Но в том и другом случае всем хотелось жить, хоть как-то уцелеть, сохраниться хотя бы на лишний час, на считанные денечки, на недельку, а при удаче — на месяц и год… А там ведь что-то должно же произойти в мире! Не всем же смерть и погибель? И война тоже — не вечна ведь и она?… И чтобы как-то выжить, огородная земелька, уже убранная хозяевами и почти пустая, перепахивалась, выворачивалась наизнанку сапогами, ботинками, руками, ради ненароком оставленной картофелины, капустной кочерыжки или бурачного корешка, а то и огурца-заморыша. Все — впрок, все — в запас, чтобы неминучий голод не скоротал жизнь допреж срока. Этому упреждению наставляли те солдаты, которые уже хватили несносного лиха в окружениях и даже в плену. Всем добытым на огородах солдаты жадно набивали карманы и котелки, пилотки и уцелевшие противогазные сумки и, кто не бросил, каски.

Донцов, нащупав в шинельном кармане сохранившееся яблоко и горсть желудей с родных плавских дубов, которые собрал для него перед своей смертью комбат Лютов, тряхнул флягу с остатком воды и посчитал, что на его век хватит, словно он и не собирался жить ни завтра, ни дольше. Речкин — у него, видимо, тоже имелся какой-то потаенный запас в санитарной сумке, — как и Донцов, не стал рыться в земле. Группа бойцов, которую вогнали в лагерь вместе с Донцовым и Речкиным, быстро растворилась в шинельной массе, как будто ее и не было. Каждому, наверное, сладко-обманно думалось, что теперь-то он выживет — все тыщи пленных не расстреляешь. Глядя со стороны, казалось, что теперь никто ни в ком не нуждался, каждый действовал, кому как выгодно. И это «каждому — свое» устрашающе и заразно подействовало на Донцова.
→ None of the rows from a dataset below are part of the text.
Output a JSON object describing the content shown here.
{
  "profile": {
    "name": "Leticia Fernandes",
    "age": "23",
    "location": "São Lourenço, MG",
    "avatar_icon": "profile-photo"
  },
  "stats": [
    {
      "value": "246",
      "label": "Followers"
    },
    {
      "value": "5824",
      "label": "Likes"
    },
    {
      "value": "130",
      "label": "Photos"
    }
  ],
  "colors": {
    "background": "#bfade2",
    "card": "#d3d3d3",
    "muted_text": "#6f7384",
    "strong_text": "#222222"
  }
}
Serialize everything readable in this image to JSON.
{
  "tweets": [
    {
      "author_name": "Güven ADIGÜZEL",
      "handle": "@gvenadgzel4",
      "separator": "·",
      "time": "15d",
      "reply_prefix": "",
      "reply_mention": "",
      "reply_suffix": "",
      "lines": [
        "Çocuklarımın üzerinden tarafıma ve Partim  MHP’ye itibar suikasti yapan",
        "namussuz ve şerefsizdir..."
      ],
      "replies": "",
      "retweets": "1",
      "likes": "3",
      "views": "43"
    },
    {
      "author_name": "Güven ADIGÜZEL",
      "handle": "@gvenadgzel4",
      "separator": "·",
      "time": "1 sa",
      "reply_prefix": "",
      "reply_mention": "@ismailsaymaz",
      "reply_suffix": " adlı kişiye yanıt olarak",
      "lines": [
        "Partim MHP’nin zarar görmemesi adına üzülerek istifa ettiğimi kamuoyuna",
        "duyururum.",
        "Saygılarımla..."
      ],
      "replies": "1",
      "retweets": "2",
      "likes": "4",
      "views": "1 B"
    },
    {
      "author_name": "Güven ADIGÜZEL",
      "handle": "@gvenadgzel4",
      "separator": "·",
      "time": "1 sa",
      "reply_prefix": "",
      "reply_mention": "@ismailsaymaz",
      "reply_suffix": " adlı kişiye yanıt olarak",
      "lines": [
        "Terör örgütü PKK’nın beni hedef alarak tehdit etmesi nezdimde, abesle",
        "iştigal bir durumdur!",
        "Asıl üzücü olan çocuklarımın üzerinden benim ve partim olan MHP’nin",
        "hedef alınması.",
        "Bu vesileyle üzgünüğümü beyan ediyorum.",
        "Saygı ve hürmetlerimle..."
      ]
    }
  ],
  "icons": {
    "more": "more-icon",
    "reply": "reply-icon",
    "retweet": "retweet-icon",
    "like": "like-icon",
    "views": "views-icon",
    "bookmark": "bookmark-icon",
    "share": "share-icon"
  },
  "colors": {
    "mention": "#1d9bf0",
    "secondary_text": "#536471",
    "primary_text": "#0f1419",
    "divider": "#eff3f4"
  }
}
С усталости повалившись на копешку жухлой картофельной ботвы, он тоже вознамерился подумать о себе. Но ему помешал Речкин. Напугавшись одиночества, он стал назойливо льнуть к Донцову, чтобы как-то не потеряться в страхе, который нещадно навалился на его душу. Санинструктор, подсев на копешку и угнув голову к лицу Донцова, вздрагивающими губами залепетал:

— Нам надо держаться вместе, сержант.